Nessa alegre disposição de espírito, Gabriel seguia a passos largos, respondendo com um resmungo breve e emburrado aos cumprimentos bem- humorados daqueles vizinhos que de vez em quando passavam por ele, até que dobrou uma esquina e entrou na ruela escura que levava ao cemitério. Ora, Gabriel estivera na expectativa de chegar à ruela escura porque ela era, de um modo geral, um lugar agradável, sombrio, fúnebre, onde as gentes da cidade não faziam questão de ir, exceto em plena luz do dia, e isso num dia ensolarado; resulta daí que ele ficou tremendamente indignado ao ouvir um rapazola qualquer cantando em altos brados uma festiva canção sobre um Natal feliz, ali naquele santuário que fora batizado de rua dos Esquifes desde os tempos da velha abadia, desde os dias dos monges de cabeça raspada. À medida que Gabriel seguia em frente e a voz chegava cada vez mais perto, ele descobriu que vinha de um menininho que estava só e se apressava para juntar-se a uma das festinhas da rua antiga e que, um pouco para fazer companhia a si mesmo e um pouco para se preparar para a ocasião, berrava a canção com toda a força de seus pulmões. Então, Gabriel esperou até que o menininho aparecesse e levou-o para um canto e bateu na cabeça dele com a lamparina umas cinco ou seis vezes, para ensiná-lo a modular sua voz. Enquanto o menino fugia correndo, com a mão na cabeça, entoando música bem diferente, Gabriel Grub dava gostosas risadas para si mesmo e entrava no cemitério, fechando o portão atrás de si.

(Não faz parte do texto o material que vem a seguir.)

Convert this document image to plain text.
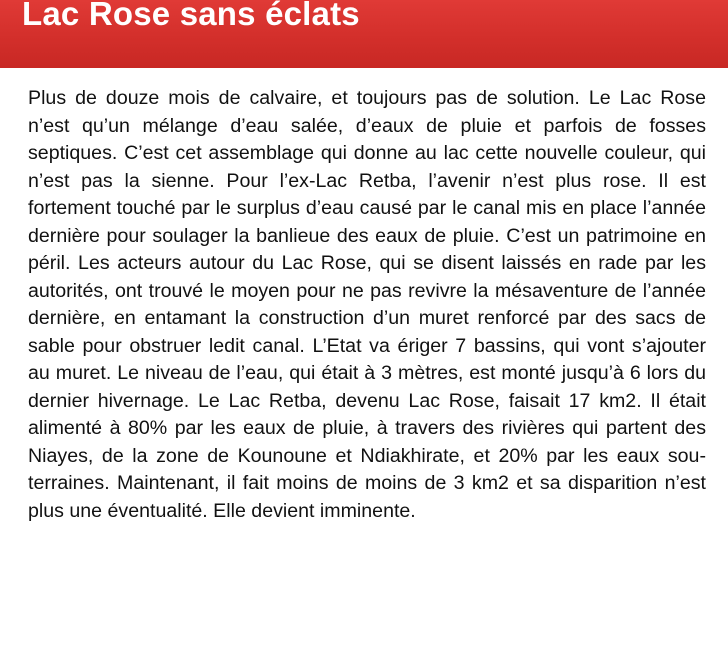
Lac Rose sans éclats

Plus de douze mois de calvaire, et toujours pas de solution. Le Lac Rose n’est qu’un mélange d’eau salée, d’eaux de pluie et parfois de fosses septiques. C’est cet assemblage qui donne au lac cette nouvelle couleur, qui n’est pas la sienne. Pour l’ex-Lac Retba, l’avenir n’est plus rose. Il est fortement touché par le surplus d’eau causé par le canal mis en place l’année dernière pour soulager la banlieue des eaux de pluie. C’est un patrimoine en péril. Les acteurs autour du Lac Rose, qui se disent laissés en rade par les autorités, ont trouvé le moyen pour ne pas revivre la mésaventure de l’année dernière, en entamant la construction d’un muret renforcé par des sacs de sable pour obstruer ledit canal. L’Etat va ériger 7 bassins, qui vont s’ajouter au muret. Le niveau de l’eau, qui était à 3 mètres, est monté jusqu’à 6 lors du dernier hivernage. Le Lac Retba, devenu Lac Rose, faisait 17 km2. Il était alimenté à 80% par les eaux de pluie, à travers des rivières qui partent des Niayes, de la zone de Kounoune et Ndiakhirate, et 20% par les eaux souterraines. Maintenant, il fait moins de moins de 3 km2 et sa disparition n’est plus une éventualité. Elle devient imminente.
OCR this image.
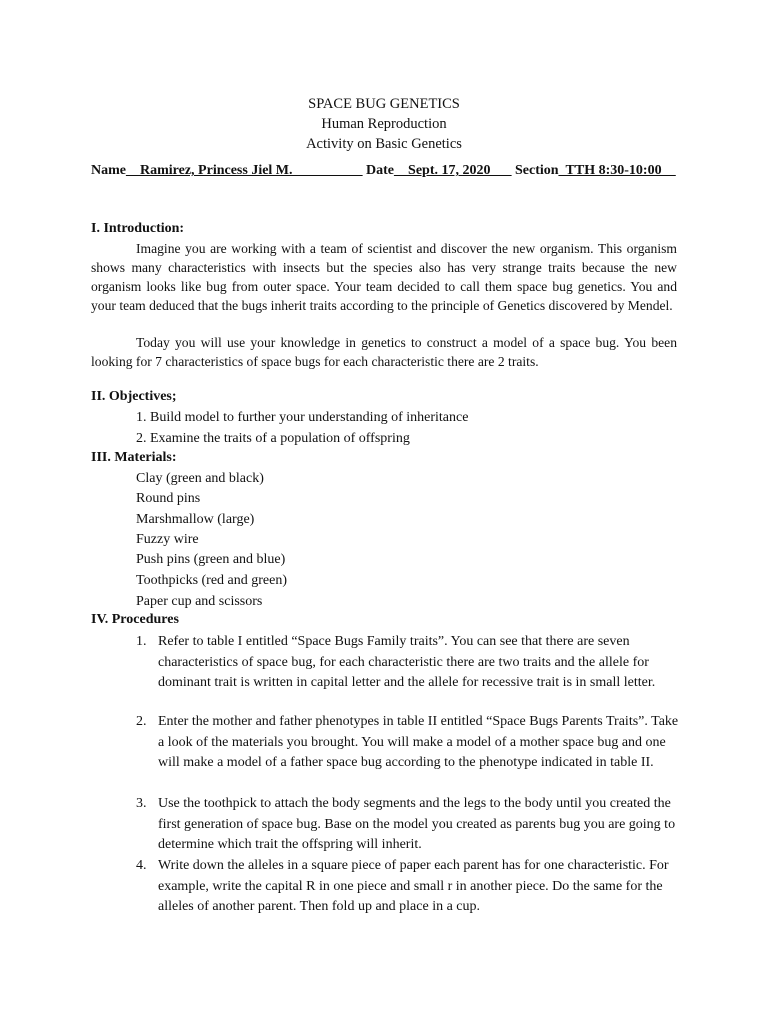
SPACE BUG GENETICS
Human Reproduction
Activity on Basic Genetics
Name__Ramirez, Princess Jiel M.__________ Date__Sept. 17, 2020___ Section_TTH 8:30-10:00__
I. Introduction:
Imagine you are working with a team of scientist and discover the new organism. This organism shows many characteristics with insects but the species also has very strange traits because the new organism looks like bug from outer space. Your team decided to call them space bug genetics. You and your team deduced that the bugs inherit traits according to the principle of Genetics discovered by Mendel.
Today you will use your knowledge in genetics to construct a model of a space bug. You been looking for 7 characteristics of space bugs for each characteristic there are 2 traits.
II. Objectives;
1. Build model to further your understanding of inheritance
2. Examine the traits of a population of offspring
III. Materials:
Clay (green and black)
Round pins
Marshmallow (large)
Fuzzy wire
Push pins (green and blue)
Toothpicks (red and green)
Paper cup and scissors
IV. Procedures
1. Refer to table I entitled “Space Bugs Family traits”. You can see that there are seven characteristics of space bug, for each characteristic there are two traits and the allele for dominant trait is written in capital letter and the allele for recessive trait is in small letter.
2. Enter the mother and father phenotypes in table II entitled “Space Bugs Parents Traits”. Take a look of the materials you brought. You will make a model of a mother space bug and one will make a model of a father space bug according to the phenotype indicated in table II.
3. Use the toothpick to attach the body segments and the legs to the body until you created the first generation of space bug. Base on the model you created as parents bug you are going to determine which trait the offspring will inherit.
4. Write down the alleles in a square piece of paper each parent has for one characteristic. For example, write the capital R in one piece and small r in another piece. Do the same for the alleles of another parent. Then fold up and place in a cup.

Tirou o casaco, largou a lamparina e, entrando na cova inacabada, trabalhou nela por mais ou menos uma hora, com toda a boa vontade. Mas a terra estava endurecida pela geada, e não era tarefa fácil quebrá-la em pedaços e atirá-la para fora do buraco com a pá; e, embora houvesse uma lua no céu, era o começo da lua crescente, e ela pouco iluminava a cova, que estava na sombra da igreja. Em qualquer outro momento, esses obstáculos teriam deixado Gabriel Grub muito irritado e infeliz, mas ele estava tão contente por ter interrompido a cantoria do menininho que não deu muita atenção ao escasso progresso que tinha feito e olhou para dentro da cova, quando deu por terminado o trabalho por aquela noite, com cruel satisfação, murmurando enquanto recolhia suas coisas:
Admirável acomodação para um e nada mais
Terra fria em cima de uma vida acabada
Pedra tumular – na cabeça, inscrição lapidar
Refeição rica e suculenta os vermes vão cear
Grama verde para a caveira, e o resto é lama
Em solo sagrado, acomodação para um é bacana
– Rá, rá! Rá, rá! – riu-se Gabriel Grub, quando se sentou numa pedra tumular que era um dos seus locais preferidos de descanso e pegou sua garrafa forrada de palhinha. – Um esquife no Natal! Uma caixa das grandes de presente de Natal. Rá, rá, rá!
– Rá, rá, rá! – repetiu uma voz que soou próxima, atrás dele.
Gabriel parou, com certo alarme, no ato de erguer a garrafa forrada de palhinha aos lábios, e olhou em volta. O fundo da sepultura mais antiga que havia ali não estava mais silencioso e parado que o cemitério da igreja à luz pálida do luar. A geada reluzia nas lápides e cintilava como fileiras de pedras preciosas no meio dos entalhes de pedra da velha igreja. A neve jazia dura e quebradiça no solo e esparramava-se por cima dos muitos montículos de terra a toda volta; era uma cobertura tão branca e tão lisa que parecia que cadáveres jaziam ali, escondidos apenas por lençóis retorcidos. Nem um mínimo farfalhar quebrava a profunda tranquilidade da cena solene. O próprio som parecia estar congelado, por estar tudo tão gelado e imóvel.
– Foi o eco – disse Gabriel Grub, levando a garrafa aos lábios uma vez mais.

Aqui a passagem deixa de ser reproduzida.